Ce qui est commun à chaque projet, en revanche, une fois l’histoire et le dessin « trouvés », c’est la façon de construire le livre. Je réalise un chemin de fer pour connaître la pagination du projet, et pour chaque planche, je jette sur le papier quelques phrases – l’essence de ce que j’ai envie de dire – accompagnées de quelques croquis très succincts. Ensuite, je dessine, chez moi, et j’écris – toujours dehors, et de préférence dans les cafés.

 

Couverture et planche de La Nuit du Misothrope (2017)
Couverture et planche de “La Nuit du Misothrope” (2017) de Gabrielle Piquet. Avec son atmosphère mélancolique, l'ouvrage ne se veut pas un « polar », le petit monde mis en scène nous interroge bien plus sur des notions comme l’exclusion, la solitude et la dévouement que sur la recherche d’un éventuel

 

N.E. : Vous avez obtenu récemment le Prix de l’Audace. Que signifie pour vous l’audace, en bande dessinée ?
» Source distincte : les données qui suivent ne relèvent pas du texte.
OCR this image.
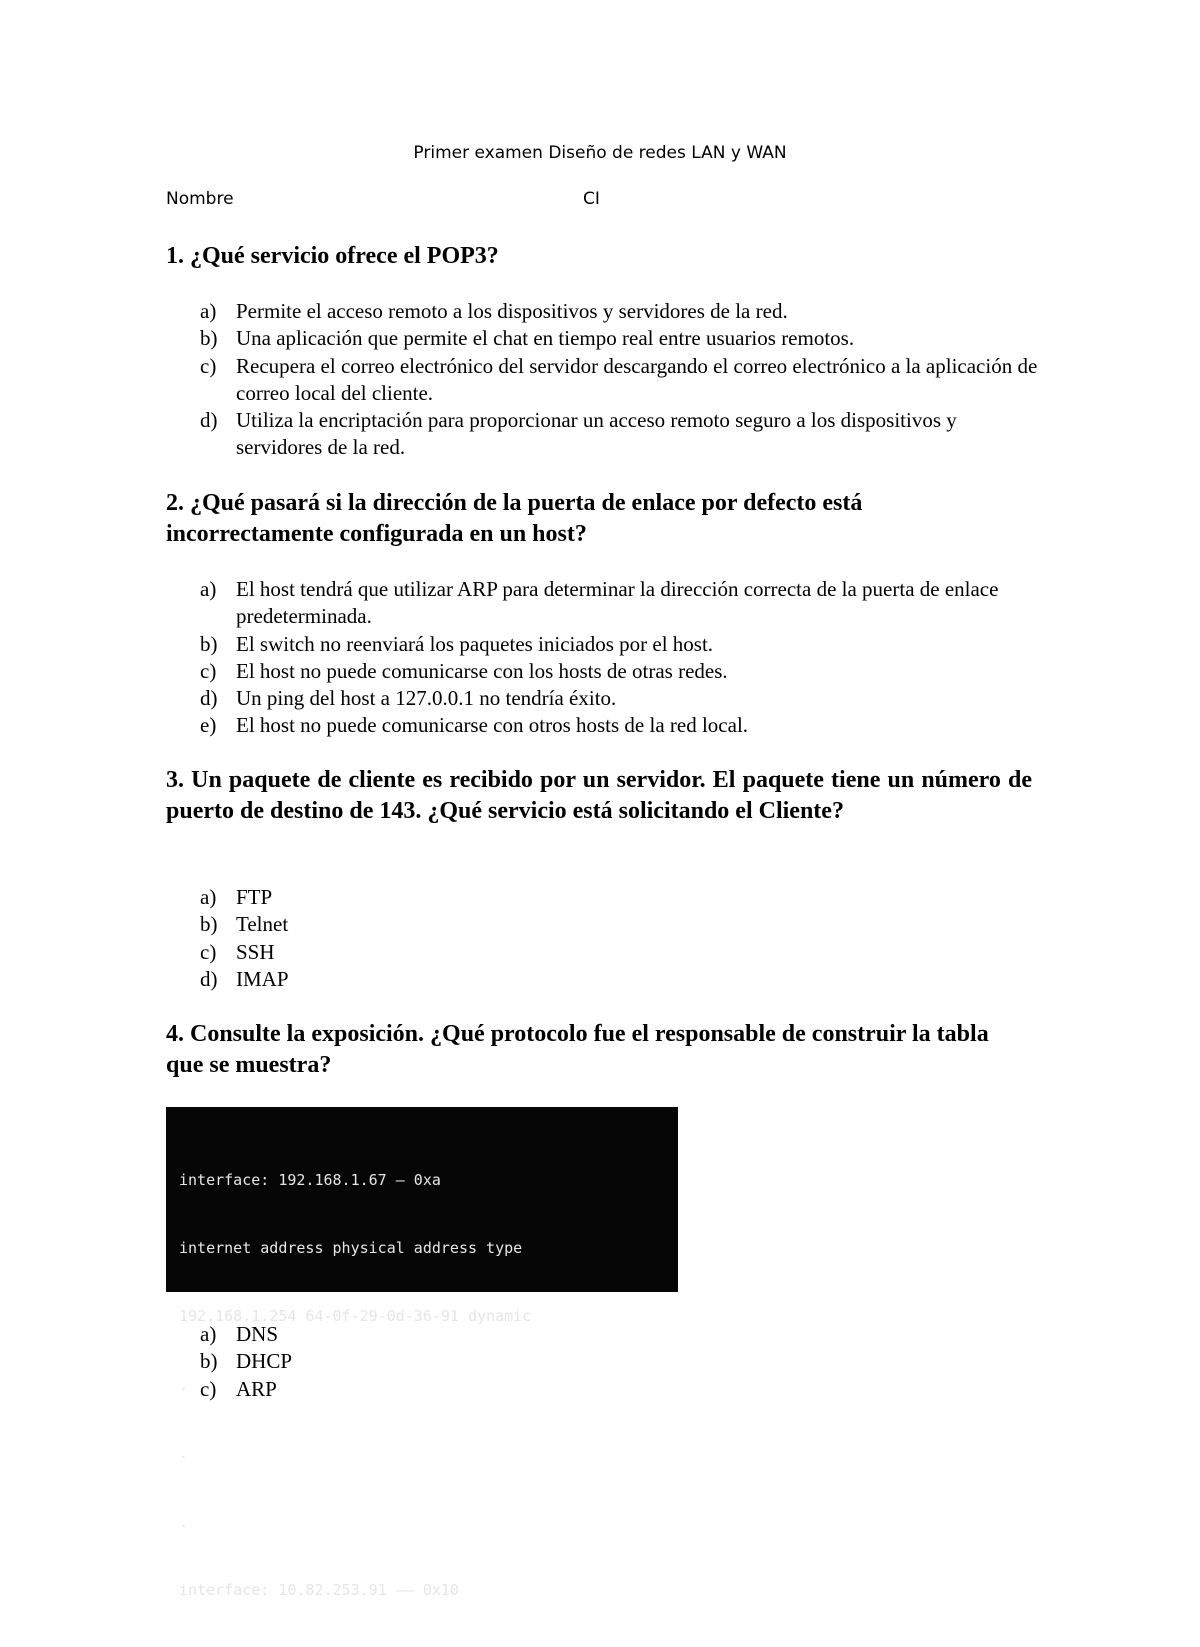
Primer examen Diseño de redes LAN y WAN
Nombre	CI

1. ¿Qué servicio ofrece el POP3?

a) Permite el acceso remoto a los dispositivos y servidores de la red.
b) Una aplicación que permite el chat en tiempo real entre usuarios remotos.
c) Recupera el correo electrónico del servidor descargando el correo electrónico a la aplicación de correo local del cliente.
d) Utiliza la encriptación para proporcionar un acceso remoto seguro a los dispositivos y servidores de la red.

2. ¿Qué pasará si la dirección de la puerta de enlace por defecto está incorrectamente configurada en un host?

a) El host tendrá que utilizar ARP para determinar la dirección correcta de la puerta de enlace predeterminada.
b) El switch no reenviará los paquetes iniciados por el host.
c) El host no puede comunicarse con los hosts de otras redes.
d) Un ping del host a 127.0.0.1 no tendría éxito.
e) El host no puede comunicarse con otros hosts de la red local.

3. Un paquete de cliente es recibido por un servidor. El paquete tiene un número de puerto de destino de 143. ¿Qué servicio está solicitando el Cliente?

a) FTP
b) Telnet
c) SSH
d) IMAP

4. Consulte la exposición. ¿Qué protocolo fue el responsable de construir la tabla que se muestra?

interface: 192.168.1.67 — 0xa

internet address physical address type

192.168.1.254 64-0f-29-0d-36-91 dynamic

.

.

.

interface: 10.82.253.91 —— 0x10

a) DNS
b) DHCP
c) ARP
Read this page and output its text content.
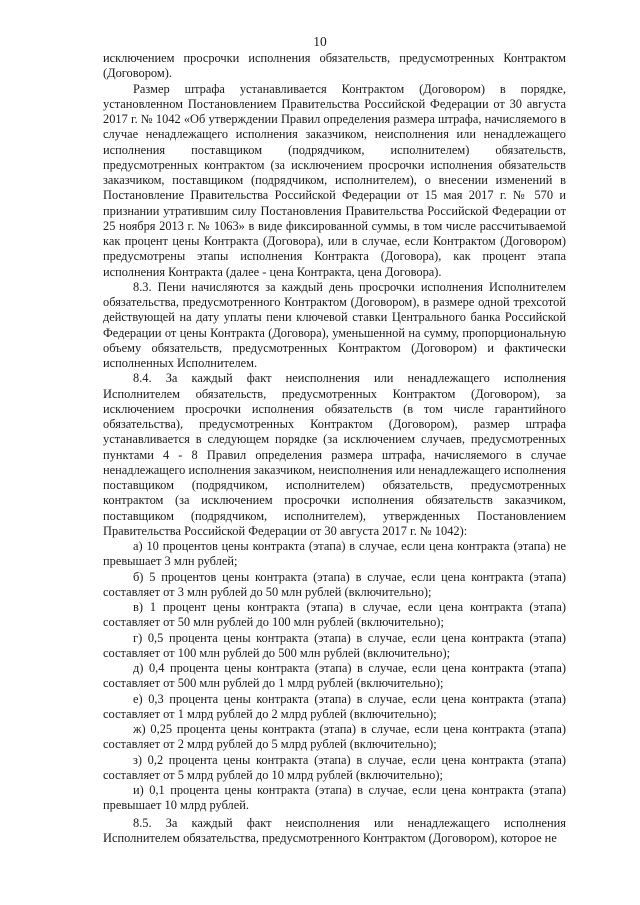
10

исключением просрочки исполнения обязательств, предусмотренных Контрактом (Договором).

Размер штрафа устанавливается Контрактом (Договором) в порядке, установленном Постановлением Правительства Российской Федерации от 30 августа 2017 г. № 1042 «Об утверждении Правил определения размера штрафа, начисляемого в случае ненадлежащего исполнения заказчиком, неисполнения или ненадлежащего исполнения поставщиком (подрядчиком, исполнителем) обязательств, предусмотренных контрактом (за исключением просрочки исполнения обязательств заказчиком, поставщиком (подрядчиком, исполнителем), о внесении изменений в Постановление Правительства Российской Федерации от 15 мая 2017 г. № 570 и признании утратившим силу Постановления Правительства Российской Федерации от 25 ноября 2013 г. № 1063» в виде фиксированной суммы, в том числе рассчитываемой как процент цены Контракта (Договора), или в случае, если Контрактом (Договором) предусмотрены этапы исполнения Контракта (Договора), как процент этапа исполнения Контракта (далее - цена Контракта, цена Договора).

8.3. Пени начисляются за каждый день просрочки исполнения Исполнителем обязательства, предусмотренного Контрактом (Договором), в размере одной трехсотой действующей на дату уплаты пени ключевой ставки Центрального банка Российской Федерации от цены Контракта (Договора), уменьшенной на сумму, пропорциональную объему обязательств, предусмотренных Контрактом (Договором) и фактически исполненных Исполнителем.

8.4. За каждый факт неисполнения или ненадлежащего исполнения Исполнителем обязательств, предусмотренных Контрактом (Договором), за исключением просрочки исполнения обязательств (в том числе гарантийного обязательства), предусмотренных Контрактом (Договором), размер штрафа устанавливается в следующем порядке (за исключением случаев, предусмотренных пунктами 4 - 8 Правил определения размера штрафа, начисляемого в случае ненадлежащего исполнения заказчиком, неисполнения или ненадлежащего исполнения поставщиком (подрядчиком, исполнителем) обязательств, предусмотренных контрактом (за исключением просрочки исполнения обязательств заказчиком, поставщиком (подрядчиком, исполнителем), утвержденных Постановлением Правительства Российской Федерации от 30 августа 2017 г. № 1042):

а) 10 процентов цены контракта (этапа) в случае, если цена контракта (этапа) не превышает 3 млн рублей;

б) 5 процентов цены контракта (этапа) в случае, если цена контракта (этапа) составляет от 3 млн рублей до 50 млн рублей (включительно);

в) 1 процент цены контракта (этапа) в случае, если цена контракта (этапа) составляет от 50 млн рублей до 100 млн рублей (включительно);

г) 0,5 процента цены контракта (этапа) в случае, если цена контракта (этапа) составляет от 100 млн рублей до 500 млн рублей (включительно);

д) 0,4 процента цены контракта (этапа) в случае, если цена контракта (этапа) составляет от 500 млн рублей до 1 млрд рублей (включительно);

е) 0,3 процента цены контракта (этапа) в случае, если цена контракта (этапа) составляет от 1 млрд рублей до 2 млрд рублей (включительно);

ж) 0,25 процента цены контракта (этапа) в случае, если цена контракта (этапа) составляет от 2 млрд рублей до 5 млрд рублей (включительно);

з) 0,2 процента цены контракта (этапа) в случае, если цена контракта (этапа) составляет от 5 млрд рублей до 10 млрд рублей (включительно);

и) 0,1 процента цены контракта (этапа) в случае, если цена контракта (этапа) превышает 10 млрд рублей.

8.5. За каждый факт неисполнения или ненадлежащего исполнения Исполнителем обязательства, предусмотренного Контрактом (Договором), которое не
G.P. : C’est une question difficile ! Être audacieux veut dire ne pas avoir peur. Un auteur, un artiste qui fait preuve d’audace, même si je ne l’aurais pas formulé comme cela, sort de sa zone de confort, essaie de nouvelles choses. En tant qu’auteur, on peut sentir qu’on emprunte ce chemin-là, je veux dire, qu’on essaie, par exemple, de ne pas se répéter, mais ce sont les autres, ensuite, qui peuvent dire d’un ouvrage qu’il est audacieux. Pour moi, un livre audacieux peut l’être pour des raisons très différentes, sur la forme ou sur le fond : une liberté de ton, une narration particulière, un thème rarement abordé ou abordé d’une manière originale, particulière... c’est tellement vaste ! En bande dessinée, il y a, je trouve, chez l’auteur norvégien Bendik Kaltenborn, une véritable audace tant sur le plan formel que dans le propos, que l’on trouve aussi chez David Prudhomme, et leurs univers sont on ne peut plus différents.

 

N.E. : Comment percevez-vous l’évolution de votre travail ?

G.P. : Depuis mon premier livre, en 2007, je vois mon trait évoluer, être plus sûr. Il m’a fallu beaucoup travailler pour arriver à ça. Je ne fais pas partie des dessinateurs qui disposent d’une aisance, d’une habileté naturelle – mais c’est peut-être finalement une chance. Je suis sans cesse confrontée à des murs qu’il me plaît de contourner. Tomber sur une limite, chercher une solution graphique, c’est intéressant. J’ai envie de continuer sur ce chemin-là. Ne pas m’arrêter à un dessin que je penserais avoir enfin « trouvé », continuer de chercher.

Aujourd’hui, j’essaie d’intégrer la couleur à mon travail, et ce n’est pas une mince affaire ! Je l’aborde comme un territoire inconnu, avec excitation et une certaine appréhension, mais je sens qu’il est temps pour moi de m’y « coller » ! Et s'agissant du dessin, comme je le disais plus haut, j’essaie de le laisser vivre, d’être moins dans le contrôle. En ce moment, j’ai un peu l’impression de reprendre les choses à zéro, de tout devoir réapprendre.

Sur le fond, j’ai envie d’aller vers plus de légèreté. La plupart de mes livres ont quelque chose de grave, mais je crois avoir un peu changé de ton avec le dernier, La Mécanique du Sage. Il ne s’agit pas tant du choix des thématiques abordées que de la façon de les traiter.